Login Berufsbildung: Wir sprechen Lernende und potenzielle Lernende sowie deren Peers mit an. Dabei geht es primär um Awareness fürs Unternehmen.
Welche thematischen Akzente setzen Sie?
Coop: Auf den Social-Media-Kanälen zeigen wir unsere Vielfalt auf, geben Tipps und unterhalten. Bei TikTok sind wir noch in der Testphase und probieren aus, welche Themen wie ankommen.
Login Berufsbildung: Wir verknüpfen Trends mit unseren Themen Mobilität und Berufslehre. Authentizität und Unterhaltungswert stehen im Vordergrund. Wir wollen glaubwürdig, nicht marktschreierisch auftreten.
Wie erstellen Sie die Inhalte?
Coop: Den Content erstellt unser internes Social-Media-Team in Zusammenarbeit mit einer Agentur. Mit #challenges haben wir bisher nicht gearbeitet.
Login Berufsbildung: In Eigenregie, da wir das Gewässer «TikTok» noch als Trial-Phase betrachten.
Arbeiten Sie mit #challenges?
Coop: Bisher haben wir dieses Instrument nicht genutzt.
Login Berufsbildung: Noch nicht, ziehen es aber durchaus in Betracht.

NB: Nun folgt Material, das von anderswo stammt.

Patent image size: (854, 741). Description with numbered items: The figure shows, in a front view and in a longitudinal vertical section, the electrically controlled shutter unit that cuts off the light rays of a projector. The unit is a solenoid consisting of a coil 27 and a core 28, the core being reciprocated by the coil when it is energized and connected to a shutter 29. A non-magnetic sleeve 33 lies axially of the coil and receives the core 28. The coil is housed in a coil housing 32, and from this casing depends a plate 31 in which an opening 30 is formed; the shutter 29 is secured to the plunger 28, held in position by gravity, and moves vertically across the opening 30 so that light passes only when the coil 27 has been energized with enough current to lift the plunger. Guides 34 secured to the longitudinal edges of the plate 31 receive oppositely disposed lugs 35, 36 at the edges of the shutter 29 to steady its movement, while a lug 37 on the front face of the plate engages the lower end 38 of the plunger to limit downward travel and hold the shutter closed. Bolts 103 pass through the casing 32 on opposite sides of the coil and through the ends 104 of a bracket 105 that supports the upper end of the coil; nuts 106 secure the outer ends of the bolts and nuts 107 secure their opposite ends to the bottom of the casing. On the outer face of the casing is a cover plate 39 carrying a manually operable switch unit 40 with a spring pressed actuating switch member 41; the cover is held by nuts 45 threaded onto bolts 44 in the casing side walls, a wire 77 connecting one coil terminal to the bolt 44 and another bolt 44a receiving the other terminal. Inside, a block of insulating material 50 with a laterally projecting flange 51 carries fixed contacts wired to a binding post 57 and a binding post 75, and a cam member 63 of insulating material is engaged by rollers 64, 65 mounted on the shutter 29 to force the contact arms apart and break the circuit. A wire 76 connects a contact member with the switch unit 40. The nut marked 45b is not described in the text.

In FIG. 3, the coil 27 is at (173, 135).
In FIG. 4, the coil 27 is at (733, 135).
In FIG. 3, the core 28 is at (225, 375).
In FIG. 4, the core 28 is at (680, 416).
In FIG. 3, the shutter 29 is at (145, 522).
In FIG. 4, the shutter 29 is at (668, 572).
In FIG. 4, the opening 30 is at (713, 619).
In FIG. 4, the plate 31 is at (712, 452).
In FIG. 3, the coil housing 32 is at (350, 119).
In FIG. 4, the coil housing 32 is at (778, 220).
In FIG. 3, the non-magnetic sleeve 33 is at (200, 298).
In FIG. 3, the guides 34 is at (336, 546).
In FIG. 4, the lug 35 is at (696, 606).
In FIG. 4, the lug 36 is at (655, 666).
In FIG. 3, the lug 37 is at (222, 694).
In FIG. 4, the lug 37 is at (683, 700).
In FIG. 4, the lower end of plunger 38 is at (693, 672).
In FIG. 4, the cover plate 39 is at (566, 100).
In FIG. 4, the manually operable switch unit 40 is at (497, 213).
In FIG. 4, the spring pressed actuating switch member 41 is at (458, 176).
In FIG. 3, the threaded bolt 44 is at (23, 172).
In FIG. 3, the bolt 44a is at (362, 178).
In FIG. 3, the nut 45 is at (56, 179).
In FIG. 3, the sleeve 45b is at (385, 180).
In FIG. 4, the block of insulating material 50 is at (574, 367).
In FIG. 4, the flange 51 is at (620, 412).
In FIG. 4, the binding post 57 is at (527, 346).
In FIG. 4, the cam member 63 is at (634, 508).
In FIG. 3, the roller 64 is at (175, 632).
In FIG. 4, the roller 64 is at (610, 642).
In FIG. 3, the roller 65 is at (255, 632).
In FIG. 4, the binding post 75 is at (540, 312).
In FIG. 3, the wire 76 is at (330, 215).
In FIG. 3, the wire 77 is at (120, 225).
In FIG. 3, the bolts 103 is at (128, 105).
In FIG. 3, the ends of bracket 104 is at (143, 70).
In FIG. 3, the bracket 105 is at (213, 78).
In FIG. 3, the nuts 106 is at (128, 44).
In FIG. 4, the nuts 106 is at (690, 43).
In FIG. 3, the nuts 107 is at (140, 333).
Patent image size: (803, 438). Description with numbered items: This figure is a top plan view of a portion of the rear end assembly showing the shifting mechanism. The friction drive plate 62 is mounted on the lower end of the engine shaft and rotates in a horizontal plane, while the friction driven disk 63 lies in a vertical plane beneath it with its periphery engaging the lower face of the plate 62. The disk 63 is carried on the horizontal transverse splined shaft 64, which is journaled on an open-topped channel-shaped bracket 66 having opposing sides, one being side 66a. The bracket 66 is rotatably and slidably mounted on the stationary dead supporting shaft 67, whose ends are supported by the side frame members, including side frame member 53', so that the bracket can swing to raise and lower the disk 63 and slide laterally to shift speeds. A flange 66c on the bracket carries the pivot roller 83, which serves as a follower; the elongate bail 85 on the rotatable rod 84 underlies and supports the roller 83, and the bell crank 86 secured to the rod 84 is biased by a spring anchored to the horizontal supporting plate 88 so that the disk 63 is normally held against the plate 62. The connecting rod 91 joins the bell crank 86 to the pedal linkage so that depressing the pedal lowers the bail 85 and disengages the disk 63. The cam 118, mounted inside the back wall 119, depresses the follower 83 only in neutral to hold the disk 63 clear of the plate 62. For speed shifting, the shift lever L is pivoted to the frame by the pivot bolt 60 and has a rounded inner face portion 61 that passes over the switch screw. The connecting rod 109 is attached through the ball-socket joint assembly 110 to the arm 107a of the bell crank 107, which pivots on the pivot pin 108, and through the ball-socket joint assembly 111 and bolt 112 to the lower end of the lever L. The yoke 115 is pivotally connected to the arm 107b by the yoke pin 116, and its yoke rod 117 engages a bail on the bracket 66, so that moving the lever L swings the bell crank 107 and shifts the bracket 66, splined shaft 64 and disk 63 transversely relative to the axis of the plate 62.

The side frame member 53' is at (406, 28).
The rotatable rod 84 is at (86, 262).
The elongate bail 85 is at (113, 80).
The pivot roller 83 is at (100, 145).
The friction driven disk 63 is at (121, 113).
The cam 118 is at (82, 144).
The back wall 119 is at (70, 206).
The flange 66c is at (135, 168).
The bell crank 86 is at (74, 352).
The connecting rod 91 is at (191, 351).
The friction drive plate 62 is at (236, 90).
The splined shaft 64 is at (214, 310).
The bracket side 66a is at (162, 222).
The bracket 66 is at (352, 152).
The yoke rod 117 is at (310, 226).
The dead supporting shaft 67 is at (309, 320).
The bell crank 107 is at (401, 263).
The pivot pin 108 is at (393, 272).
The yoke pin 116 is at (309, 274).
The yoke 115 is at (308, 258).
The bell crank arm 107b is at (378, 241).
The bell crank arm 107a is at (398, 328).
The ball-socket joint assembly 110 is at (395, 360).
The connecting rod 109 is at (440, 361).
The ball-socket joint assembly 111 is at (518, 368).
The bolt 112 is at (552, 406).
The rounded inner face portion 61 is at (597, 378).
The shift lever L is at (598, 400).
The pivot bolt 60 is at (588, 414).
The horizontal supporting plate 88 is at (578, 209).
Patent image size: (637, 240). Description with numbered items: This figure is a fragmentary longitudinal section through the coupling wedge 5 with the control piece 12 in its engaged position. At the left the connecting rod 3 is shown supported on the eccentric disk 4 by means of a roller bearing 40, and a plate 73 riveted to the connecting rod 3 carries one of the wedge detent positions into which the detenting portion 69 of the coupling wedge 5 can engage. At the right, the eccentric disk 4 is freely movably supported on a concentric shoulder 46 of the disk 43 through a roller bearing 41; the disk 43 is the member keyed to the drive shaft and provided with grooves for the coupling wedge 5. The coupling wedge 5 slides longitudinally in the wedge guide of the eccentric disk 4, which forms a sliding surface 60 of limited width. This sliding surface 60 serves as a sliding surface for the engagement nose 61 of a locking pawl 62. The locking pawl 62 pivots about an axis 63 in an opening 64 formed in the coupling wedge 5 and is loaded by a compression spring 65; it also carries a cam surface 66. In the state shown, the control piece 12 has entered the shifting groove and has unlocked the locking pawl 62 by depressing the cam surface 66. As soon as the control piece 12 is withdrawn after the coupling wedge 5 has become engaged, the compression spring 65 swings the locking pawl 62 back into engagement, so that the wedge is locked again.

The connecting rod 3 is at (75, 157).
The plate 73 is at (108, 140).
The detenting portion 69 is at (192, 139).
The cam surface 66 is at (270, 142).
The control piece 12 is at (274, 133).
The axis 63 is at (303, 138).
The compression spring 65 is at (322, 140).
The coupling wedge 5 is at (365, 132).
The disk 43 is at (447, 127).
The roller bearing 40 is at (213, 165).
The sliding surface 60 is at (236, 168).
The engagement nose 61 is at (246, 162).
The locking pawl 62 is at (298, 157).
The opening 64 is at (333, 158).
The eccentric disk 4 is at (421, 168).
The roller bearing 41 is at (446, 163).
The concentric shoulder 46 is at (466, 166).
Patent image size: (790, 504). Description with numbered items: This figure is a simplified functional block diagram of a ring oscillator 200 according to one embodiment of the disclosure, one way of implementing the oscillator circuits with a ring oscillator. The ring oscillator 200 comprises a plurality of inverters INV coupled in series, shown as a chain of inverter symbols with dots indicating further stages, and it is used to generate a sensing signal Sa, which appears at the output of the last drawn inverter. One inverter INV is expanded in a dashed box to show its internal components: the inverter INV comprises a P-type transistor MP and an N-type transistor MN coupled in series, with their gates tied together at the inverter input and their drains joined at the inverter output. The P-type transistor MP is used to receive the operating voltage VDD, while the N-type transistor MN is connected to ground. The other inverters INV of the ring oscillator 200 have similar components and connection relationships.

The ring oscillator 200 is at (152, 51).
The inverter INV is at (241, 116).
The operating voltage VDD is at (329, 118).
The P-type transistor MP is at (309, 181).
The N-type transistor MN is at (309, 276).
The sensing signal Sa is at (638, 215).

Wie sehen ihre bisherigen Erfahrungen mit TikTok aus?
Coop: Wir erhalten durchwegs positive Rückmeldungen. Unser erstes Video erzielte 1.7 Millionen Views.
Login Berufsbildung: Die Reaktionen sind sehr positiv, insbesondere vonseiten der Jungen. TikTok ist für Unternehmen, die eine junge Zielgruppe ansprechen, absolut interessant.